A rotina de atividades e o apoio de psicólogos e assistentes sociais têm ajudado a cumprir o objetivo. Mas ele já vivenciou casos de jovens que foram liberados e depois pediram pra voltar à instituição, por dificuldades de reintegração. Sua estimativa da média de gastos mensais por adolescente, considerando todo o orçamento de que dispõe a Fundação dividido pelo número de atendimentos, é de “7.000 e 9.000 reais”.
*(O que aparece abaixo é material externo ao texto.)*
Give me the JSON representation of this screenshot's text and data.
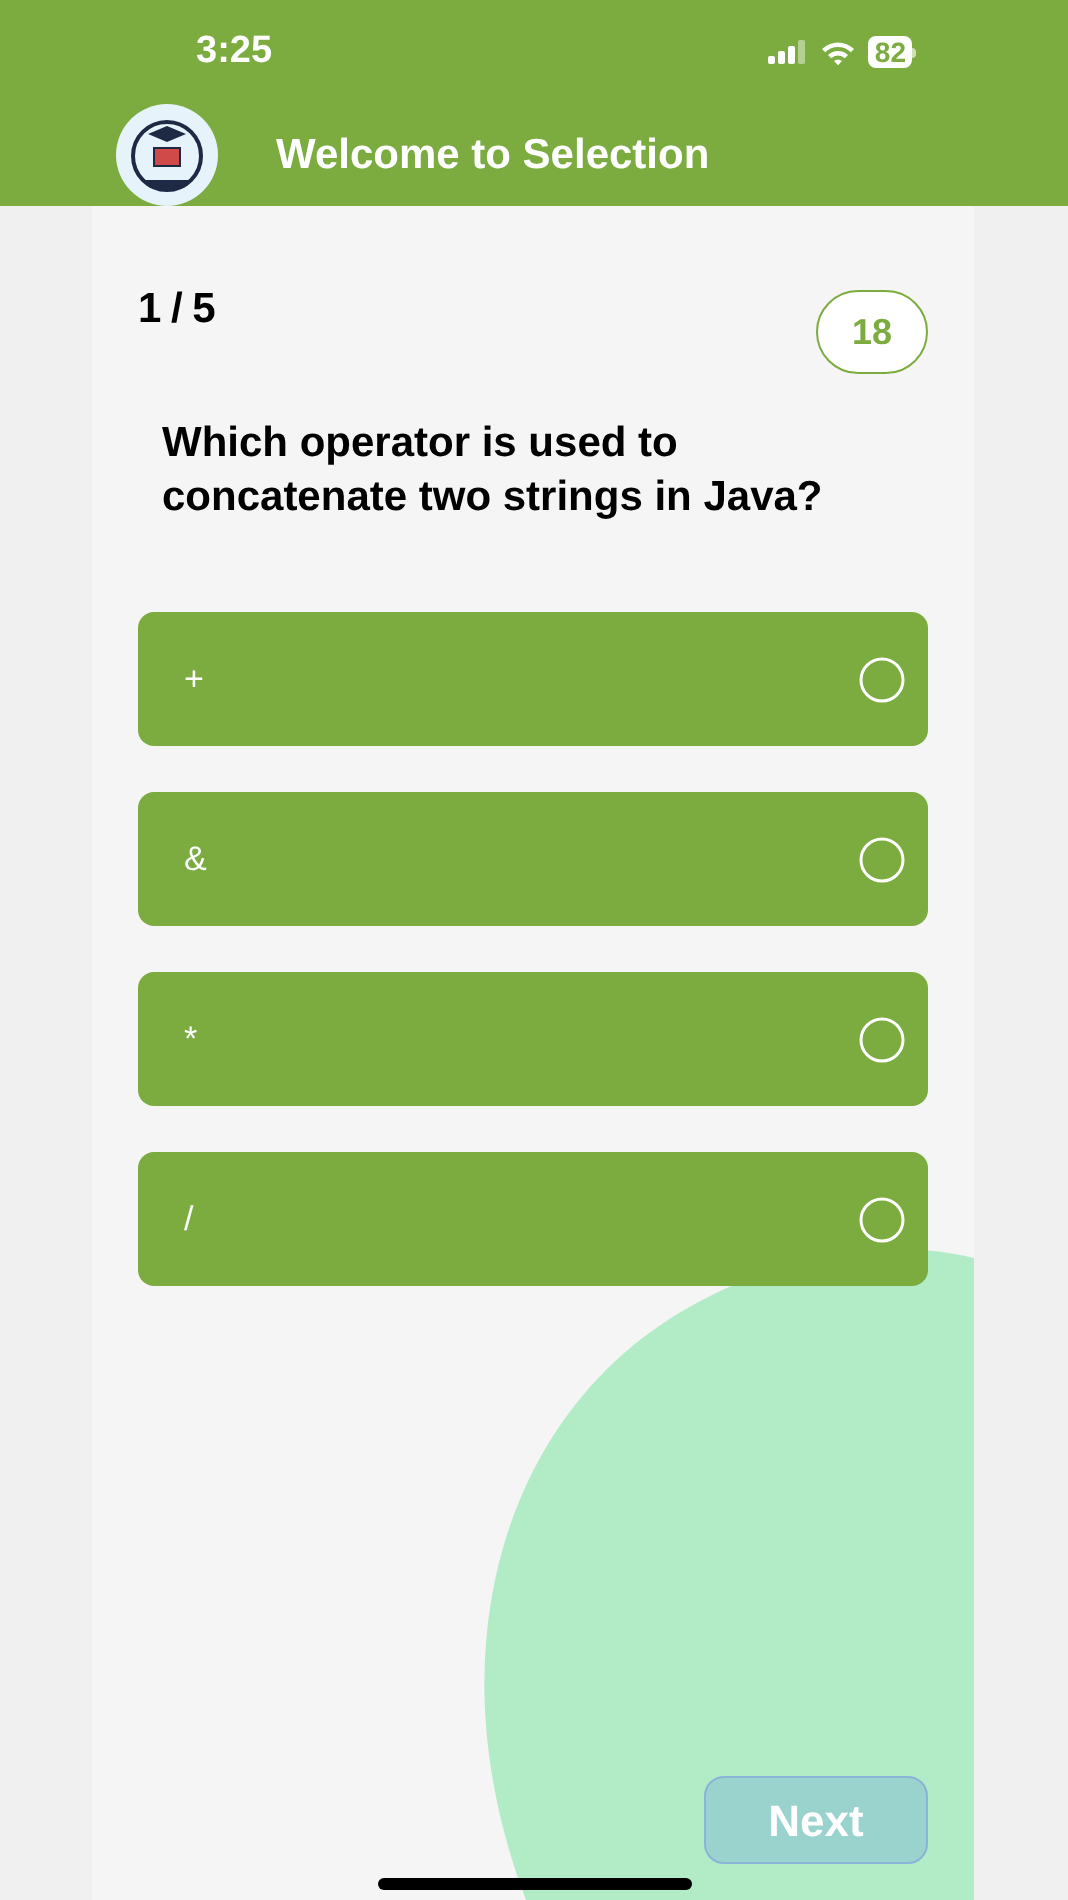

Contrário à redução da maioridade penal – “simplesmente porque não significará nada para o a população quer, que é diminuir a criminalidade” –, Christian defende um investimento maior do Governo em Educação, “para cuidar deles quando ainda são de fato pequenos e evitar que cheguem aqui”. A reincidência em presídios comuns é de 60% ou 70%, segundo entidades que estudam a violência no país, como o Instituto Sou da Paz. E é para lá que os menores seguirão caso a lei de redução de maioridade penal for aprovada.
Entre paredes
O ócio é um desafio para esses adolescentes internados sem distinção por faixa etária, delito cometido ou porte físico – duas orientações determinadas pelo Estatuto da Criança e do Adolescente (ECA), que rege a Fundação CASA, e pouco postas em prática, por falta de espaço ou de planejamento. Eles se queixam da “falta do que fazer”, do “mesmo ritmo”, da “falta de amizades” e, apesar de discursar como quem está em permanente avaliação, querem muito falar de si. É comum que um papo, mesmo informal, comece pelas expressões “más influências”, “desvio”, “me estruturar psicologicamente”. Convencer o entrevistador da vez faz parte da dinâmica de estar ali (e dali poder sair), mas ser escutado é algo visto como um raro privilégio.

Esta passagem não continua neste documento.